In einem Ensemble voller komödienerfahrener Schauspieler ist
es erstaunlicherweise die sonst eher im dramatischen und romantischen Bereich etablierte
Rachel McAdams, die sich schnell als gar nicht so heimlicher Star des Films
herausschält. Sie harmoniert wunderbar mit Jason Bateman, offenbart dabei ein
beeindruckendes Comedy-Timing und hat zudem das Glück, vom Drehbuch mit die
besten Szenen zugeschustert zu bekommen – mein Favorit ist der äußerst fiese
Gag im Showdown am Flugzeug (der die FSK-Prüfer vermutlich kurz zum Nachdenken
brachte, ob eine Altersfreigabe ab 12 Jahren tatsächlich angemessen ist …), aber
auch ihre überdrehte Parodie von Amanda Plummers "Pulp Fiction"-Rolle
ist witzig. Generell muß man sagen, daß die Gagfrequenz von "Game
Night" erfreulich hoch ist und sich die Trefferquote ebenfalls sehen
lassen kann.

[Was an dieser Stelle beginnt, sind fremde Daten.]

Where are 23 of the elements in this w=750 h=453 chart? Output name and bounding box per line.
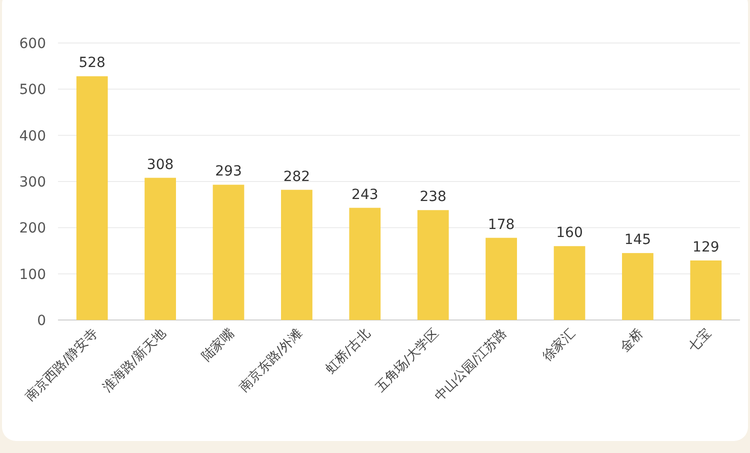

Echte komödiantische Highlights sind jedoch rar, das Drehbuch
lebt trotz einiger Wendungen mehr von der gekonnten Umsetzung durch einen
talentierten Cast als von Originalität oder solch konsequenter
Hemmungslosigkeit wie in "Agent Null Null Nix". Ein paar Witze
unterhalb der Gürtellinie gibt es auch, die halten sich aber (meiner
Meinung nach:) glücklicherweise in Grenzen und bleiben ziemlich harmlos. Somit
ist "Game Night" zwar sicher nicht der große Hit, der das Genre
wiederbelebt, aber auf jeden Fall ein Beweis dafür, daß es Hollywood keinesfalls
ganz fallenlassen sollte. Ach, und eine zusätzliche Szene nach dem Abspann gibt es auch noch.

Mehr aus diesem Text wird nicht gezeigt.